Unpacking INTRODUCTION – Cultural Appropriation, Kinesthetic Anthropology and Post-African Neo Hoodoo Modern Dance
Interactive Lecture with Reggie Wilson, Artistic Director of Reggie Wilson/Fist and Heel Performance Group
Tickets on sale NOW.
$7 Student
$12 Individual
$17 Multiple Viewers
Wilson uses his early performance solo INTRODUCTION (1996) to discuss borrowing, stealing, cultural appropriation, copyright, intellectual property and innovation. He does this by discussing/sharing his field research in the structure and practices of the Spiritual Baptists of Trinidad and Tobago and other Africanist shout traditions.
Reggie Wilson Bio
Reggie Wilson is Executive and Artistic Director, Choreographer and Performer of Reggie Wilson/Fist and Heel Performance Group. His work draws from the cultures of Africans in the Americas and is combined with post-modern elements and his own personal movement style to create what he sometimes refers to as “post-African/Neo-HooDoo Modern dances.”

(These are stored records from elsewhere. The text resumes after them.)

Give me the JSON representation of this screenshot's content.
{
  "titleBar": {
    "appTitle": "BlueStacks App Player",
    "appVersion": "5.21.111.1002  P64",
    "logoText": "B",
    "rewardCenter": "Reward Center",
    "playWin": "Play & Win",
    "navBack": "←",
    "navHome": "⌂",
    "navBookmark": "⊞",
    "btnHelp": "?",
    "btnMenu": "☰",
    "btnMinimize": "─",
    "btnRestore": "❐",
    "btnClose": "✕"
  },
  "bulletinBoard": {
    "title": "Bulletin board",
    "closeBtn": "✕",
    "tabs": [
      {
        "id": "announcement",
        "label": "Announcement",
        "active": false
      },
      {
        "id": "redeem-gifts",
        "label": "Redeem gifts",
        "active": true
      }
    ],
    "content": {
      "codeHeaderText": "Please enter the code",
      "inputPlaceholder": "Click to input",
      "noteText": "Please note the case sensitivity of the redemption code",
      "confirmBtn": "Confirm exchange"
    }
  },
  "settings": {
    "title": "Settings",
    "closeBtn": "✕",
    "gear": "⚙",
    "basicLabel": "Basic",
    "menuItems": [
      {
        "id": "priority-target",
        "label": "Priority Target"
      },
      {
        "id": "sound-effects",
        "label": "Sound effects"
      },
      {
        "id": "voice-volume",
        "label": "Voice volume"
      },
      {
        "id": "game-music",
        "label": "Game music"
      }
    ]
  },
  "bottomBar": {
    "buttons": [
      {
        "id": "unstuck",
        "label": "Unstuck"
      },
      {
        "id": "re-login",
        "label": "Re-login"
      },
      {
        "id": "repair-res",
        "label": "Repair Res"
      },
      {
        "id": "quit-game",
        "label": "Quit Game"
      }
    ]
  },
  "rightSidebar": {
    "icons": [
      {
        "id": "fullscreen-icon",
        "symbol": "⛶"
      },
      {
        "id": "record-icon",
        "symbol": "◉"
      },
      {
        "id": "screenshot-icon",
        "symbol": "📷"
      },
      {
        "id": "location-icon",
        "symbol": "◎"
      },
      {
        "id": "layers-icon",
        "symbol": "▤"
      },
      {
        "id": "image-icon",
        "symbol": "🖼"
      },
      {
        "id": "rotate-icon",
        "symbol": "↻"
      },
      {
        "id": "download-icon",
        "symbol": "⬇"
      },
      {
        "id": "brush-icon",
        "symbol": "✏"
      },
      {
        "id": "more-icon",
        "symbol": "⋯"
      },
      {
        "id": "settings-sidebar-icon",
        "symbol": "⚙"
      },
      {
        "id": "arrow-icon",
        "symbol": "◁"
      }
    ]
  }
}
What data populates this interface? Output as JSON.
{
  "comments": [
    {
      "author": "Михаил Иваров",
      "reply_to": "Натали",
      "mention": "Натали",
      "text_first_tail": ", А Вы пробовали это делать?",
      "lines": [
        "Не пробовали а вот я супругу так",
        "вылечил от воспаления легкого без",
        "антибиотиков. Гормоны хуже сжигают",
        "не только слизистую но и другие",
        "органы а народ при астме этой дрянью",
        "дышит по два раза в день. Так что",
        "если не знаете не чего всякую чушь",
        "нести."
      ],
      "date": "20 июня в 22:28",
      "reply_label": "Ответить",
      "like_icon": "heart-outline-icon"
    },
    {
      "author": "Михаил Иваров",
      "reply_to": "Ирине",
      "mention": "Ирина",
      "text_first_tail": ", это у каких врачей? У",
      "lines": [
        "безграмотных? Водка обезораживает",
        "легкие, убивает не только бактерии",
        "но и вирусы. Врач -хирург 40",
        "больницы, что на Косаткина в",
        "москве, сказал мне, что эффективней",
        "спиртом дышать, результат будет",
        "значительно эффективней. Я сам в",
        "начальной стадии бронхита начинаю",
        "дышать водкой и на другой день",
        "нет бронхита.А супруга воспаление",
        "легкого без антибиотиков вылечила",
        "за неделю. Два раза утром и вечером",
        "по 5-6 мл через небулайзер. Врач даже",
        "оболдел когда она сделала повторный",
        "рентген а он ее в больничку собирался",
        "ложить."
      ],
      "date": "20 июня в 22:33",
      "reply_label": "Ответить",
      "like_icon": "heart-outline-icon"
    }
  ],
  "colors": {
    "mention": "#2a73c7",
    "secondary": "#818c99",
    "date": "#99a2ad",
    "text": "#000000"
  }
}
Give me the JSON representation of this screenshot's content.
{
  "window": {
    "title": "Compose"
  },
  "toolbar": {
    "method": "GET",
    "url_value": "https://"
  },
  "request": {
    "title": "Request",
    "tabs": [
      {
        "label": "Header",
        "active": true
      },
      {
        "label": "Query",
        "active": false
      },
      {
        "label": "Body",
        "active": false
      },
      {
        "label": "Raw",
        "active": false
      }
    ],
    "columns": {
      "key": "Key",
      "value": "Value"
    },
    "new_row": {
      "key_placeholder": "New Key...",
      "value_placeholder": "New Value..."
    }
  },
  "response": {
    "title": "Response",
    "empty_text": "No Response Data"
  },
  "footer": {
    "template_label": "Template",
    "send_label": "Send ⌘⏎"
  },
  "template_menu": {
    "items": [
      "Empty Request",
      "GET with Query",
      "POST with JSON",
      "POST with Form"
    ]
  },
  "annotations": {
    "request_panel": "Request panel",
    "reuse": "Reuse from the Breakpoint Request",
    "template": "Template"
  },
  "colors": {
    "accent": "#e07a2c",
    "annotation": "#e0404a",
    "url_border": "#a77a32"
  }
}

He has lectured, taught and conducted workshops and community projects, and had his work presented nationally and internationally. Wilson is a recipient of the Minnesota Dance Alliance’s McKnight National Fellowship (2000-2001), is a 2002 BESSIE recipient, and is a 2002 John Simon Guggenheim Fellow. Wilson has been an artist advisor for the National Dance Project, a Board Member of Dance Theater Workshop, and in recognition of his creative contributions to the field, was named a 2009 United States Artists Prudential Fellow, as well as being a recipient of the 2009 Herb Alpert Award in Dance. In 2012 he was named a Wesleyan University’s Creative Campus Fellow, received an inaugural Doris Duke Performing Artist Award, and received the 2012 Joyce Foundation Award for his successful work Moses(es) which premiered in 2013. His critically acclaimed work CITIZEN, premiered 2016 (FringeArts – World; BAM NextWave 2016 – NYC); both works continue to tour. Most recently, Wilson was curator of Danspace Project’s Dancing Platform Praying Grounds: Blackness, Churches, and Downtown Dance (Platform 2018) and created the commissioned work “…they stood shaking while others began to shout” specifically for the space at St. Mark’s Church in-the-Bowery. Most recently, he curated Grounds That Shout! (and others merely shaking), a series of performances in Philadelphia’s historic sacred spaces. His newest full-evening work, POWER premiered in 2019.